25/04/2026
OPINIÓN | Hace poco escuchaba a un hombre decir: “pobres las mujeres de estos tiempos, no encontrarán un varón que las acompañe; los hombres de ahora no están cumpliendo su rol”.
Y quizá el problema no es solo que no estén cumpliendo un rol… sino que han olvidado lo que ese rol realmente significa.
Ser hombre nunca fue únicamente proveer o estar presente a medias. Era asumir una posición: ser dirección, ser estructura, ser ese “sacerdote del hogar” que no impone, pero sí sostiene; que no domina, pero sí guía; que no exige desde el vacío, sino que construye desde el ejemplo.
Y ahí es donde empieza la ruptura.
Hay hombres que crecieron en edad, pero no en verdad y toma de decisiones. Que saben exactamente lo que quieren en una mujer… pero no tienen la misma claridad sobre lo que están dispuestos a ofrecer.
Exigen estabilidad, pero viven en lo provisional.Piden admiración, pero evaden responsabilidad.
Quieren una mujer centrada, cuidada, emocionalmente madura… pero sin invertir tiempo, presencia ni compromiso real.
Y en medio de esa incoherencia, aparece otro patrón que pocos quieren nombrar con honestidad: la infidelidad normalizada.
Hombres que prometen lealtad, pero se dejan llevar por placeres en silencio. Que buscan fuera lo que no han sido capaces de construir dentro. Que se acostumbran a lo que tienen en casa… y solo valoran cuando ya no está.
Porque ser “sacerdote del hogar” no es un discurso bonito. Es una responsabilidad incómoda. Es renunciar a lo inmediato para sostener lo importante. Es tener dominio propio cuando nadie está mirando. Es construir un entorno donde la mujer no tenga que sobrevivir, sino pueda florecer.
Pero eso exige algo que muchos no están dispuestos a asumir: disciplina, coherencia y carácter.
Y entonces aparece la contradicción.
Se pide una mujer leal… sin ser leal. Se exige respeto… sin practicarlo. Se quiere una mujer que admire… pero no se le da nada que admirar.

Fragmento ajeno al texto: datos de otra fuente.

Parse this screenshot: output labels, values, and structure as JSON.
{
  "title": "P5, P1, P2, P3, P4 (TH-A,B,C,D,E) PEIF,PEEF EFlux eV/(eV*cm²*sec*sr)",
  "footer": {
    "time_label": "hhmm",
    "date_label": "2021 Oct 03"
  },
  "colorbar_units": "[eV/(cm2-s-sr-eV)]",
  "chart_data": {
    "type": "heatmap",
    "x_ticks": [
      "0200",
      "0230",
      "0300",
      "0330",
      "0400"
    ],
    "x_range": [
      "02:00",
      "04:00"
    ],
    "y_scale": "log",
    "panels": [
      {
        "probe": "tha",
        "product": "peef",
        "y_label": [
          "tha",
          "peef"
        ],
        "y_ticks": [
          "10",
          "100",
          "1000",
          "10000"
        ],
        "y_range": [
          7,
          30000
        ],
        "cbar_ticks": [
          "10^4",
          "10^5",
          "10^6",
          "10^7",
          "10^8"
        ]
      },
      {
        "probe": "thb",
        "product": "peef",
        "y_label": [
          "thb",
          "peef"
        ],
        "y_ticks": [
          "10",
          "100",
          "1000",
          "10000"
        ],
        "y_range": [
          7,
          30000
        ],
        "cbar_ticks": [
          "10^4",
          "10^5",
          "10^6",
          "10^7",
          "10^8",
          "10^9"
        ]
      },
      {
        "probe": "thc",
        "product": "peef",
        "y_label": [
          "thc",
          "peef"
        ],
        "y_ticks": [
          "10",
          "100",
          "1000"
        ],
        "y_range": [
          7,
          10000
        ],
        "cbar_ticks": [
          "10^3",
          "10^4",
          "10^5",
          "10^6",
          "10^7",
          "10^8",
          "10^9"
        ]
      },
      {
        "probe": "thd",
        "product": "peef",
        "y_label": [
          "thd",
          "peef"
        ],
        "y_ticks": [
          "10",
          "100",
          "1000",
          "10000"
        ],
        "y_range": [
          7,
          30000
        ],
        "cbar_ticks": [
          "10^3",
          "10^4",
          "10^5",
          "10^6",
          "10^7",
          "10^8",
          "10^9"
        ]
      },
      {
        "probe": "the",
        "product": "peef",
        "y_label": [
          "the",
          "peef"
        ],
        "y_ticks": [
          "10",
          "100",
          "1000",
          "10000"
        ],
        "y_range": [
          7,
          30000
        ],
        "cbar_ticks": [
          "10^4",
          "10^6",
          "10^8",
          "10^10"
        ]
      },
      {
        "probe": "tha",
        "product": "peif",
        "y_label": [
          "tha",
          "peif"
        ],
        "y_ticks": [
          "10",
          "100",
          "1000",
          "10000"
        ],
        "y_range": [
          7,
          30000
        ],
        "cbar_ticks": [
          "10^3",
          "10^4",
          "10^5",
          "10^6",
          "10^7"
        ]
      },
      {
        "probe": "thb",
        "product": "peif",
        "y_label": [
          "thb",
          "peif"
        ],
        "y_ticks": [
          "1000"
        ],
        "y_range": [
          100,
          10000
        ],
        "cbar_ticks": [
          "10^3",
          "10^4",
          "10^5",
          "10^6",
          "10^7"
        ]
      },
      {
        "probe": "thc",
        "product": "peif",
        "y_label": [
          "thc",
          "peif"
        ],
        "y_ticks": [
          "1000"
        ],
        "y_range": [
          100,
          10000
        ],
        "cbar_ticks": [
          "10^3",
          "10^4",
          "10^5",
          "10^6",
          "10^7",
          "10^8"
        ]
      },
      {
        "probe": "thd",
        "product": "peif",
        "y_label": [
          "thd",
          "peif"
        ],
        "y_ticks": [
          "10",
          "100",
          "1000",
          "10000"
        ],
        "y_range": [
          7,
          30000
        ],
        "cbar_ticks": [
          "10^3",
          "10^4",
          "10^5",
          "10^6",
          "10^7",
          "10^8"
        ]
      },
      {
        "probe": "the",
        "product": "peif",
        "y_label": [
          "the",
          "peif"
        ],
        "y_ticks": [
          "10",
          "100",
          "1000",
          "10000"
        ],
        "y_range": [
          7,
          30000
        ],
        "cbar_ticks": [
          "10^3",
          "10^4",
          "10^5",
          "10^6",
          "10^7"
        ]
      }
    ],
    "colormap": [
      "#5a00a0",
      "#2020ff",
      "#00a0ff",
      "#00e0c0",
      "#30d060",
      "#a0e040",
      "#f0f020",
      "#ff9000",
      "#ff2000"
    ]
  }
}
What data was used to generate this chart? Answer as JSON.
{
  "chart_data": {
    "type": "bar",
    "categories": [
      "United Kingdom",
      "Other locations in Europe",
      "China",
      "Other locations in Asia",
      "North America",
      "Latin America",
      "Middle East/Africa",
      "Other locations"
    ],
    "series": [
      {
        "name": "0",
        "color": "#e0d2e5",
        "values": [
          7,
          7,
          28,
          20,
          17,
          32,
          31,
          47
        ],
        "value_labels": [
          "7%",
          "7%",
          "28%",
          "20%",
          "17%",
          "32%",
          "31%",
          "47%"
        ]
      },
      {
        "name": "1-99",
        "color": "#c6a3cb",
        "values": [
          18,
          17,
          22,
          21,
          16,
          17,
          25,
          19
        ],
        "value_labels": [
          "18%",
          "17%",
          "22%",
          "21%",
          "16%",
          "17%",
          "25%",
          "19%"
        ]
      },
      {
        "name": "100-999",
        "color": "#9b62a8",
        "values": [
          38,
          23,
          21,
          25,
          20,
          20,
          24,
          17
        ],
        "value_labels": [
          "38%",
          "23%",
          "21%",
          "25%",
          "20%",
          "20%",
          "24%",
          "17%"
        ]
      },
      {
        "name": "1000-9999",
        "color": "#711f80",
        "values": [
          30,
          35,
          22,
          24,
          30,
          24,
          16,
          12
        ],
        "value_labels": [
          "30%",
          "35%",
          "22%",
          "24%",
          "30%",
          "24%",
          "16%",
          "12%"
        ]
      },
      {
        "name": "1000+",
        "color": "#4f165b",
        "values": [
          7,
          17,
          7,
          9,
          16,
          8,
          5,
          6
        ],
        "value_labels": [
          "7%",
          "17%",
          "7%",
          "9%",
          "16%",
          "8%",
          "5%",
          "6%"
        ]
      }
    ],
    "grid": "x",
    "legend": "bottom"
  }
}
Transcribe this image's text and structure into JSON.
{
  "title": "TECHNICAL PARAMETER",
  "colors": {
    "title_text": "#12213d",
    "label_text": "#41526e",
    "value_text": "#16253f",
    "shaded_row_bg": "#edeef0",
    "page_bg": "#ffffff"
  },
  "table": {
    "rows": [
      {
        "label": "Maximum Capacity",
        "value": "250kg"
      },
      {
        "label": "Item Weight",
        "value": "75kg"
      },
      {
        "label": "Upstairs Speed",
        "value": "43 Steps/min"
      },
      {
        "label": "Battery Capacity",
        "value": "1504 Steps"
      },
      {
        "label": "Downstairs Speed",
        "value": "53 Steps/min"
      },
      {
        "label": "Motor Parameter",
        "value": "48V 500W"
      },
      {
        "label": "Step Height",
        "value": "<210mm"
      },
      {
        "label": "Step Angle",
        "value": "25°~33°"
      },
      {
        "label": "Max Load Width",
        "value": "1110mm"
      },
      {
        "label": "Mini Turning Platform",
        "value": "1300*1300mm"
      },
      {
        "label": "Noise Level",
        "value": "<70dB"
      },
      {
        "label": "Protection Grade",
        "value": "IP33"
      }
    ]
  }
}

Porque al final, no es falta de opciones.
Es falta de hombres dispuestos a incomodarse lo suficiente como para asumir, con seriedad, el tipo de vida que dicen querer construir.
Y quizás por eso, más que una escasez de mujeres sabias edificadoras, lo que realmente se percibe es una escasez de hombres dispuestos a estar a la altura de aquello que buscan.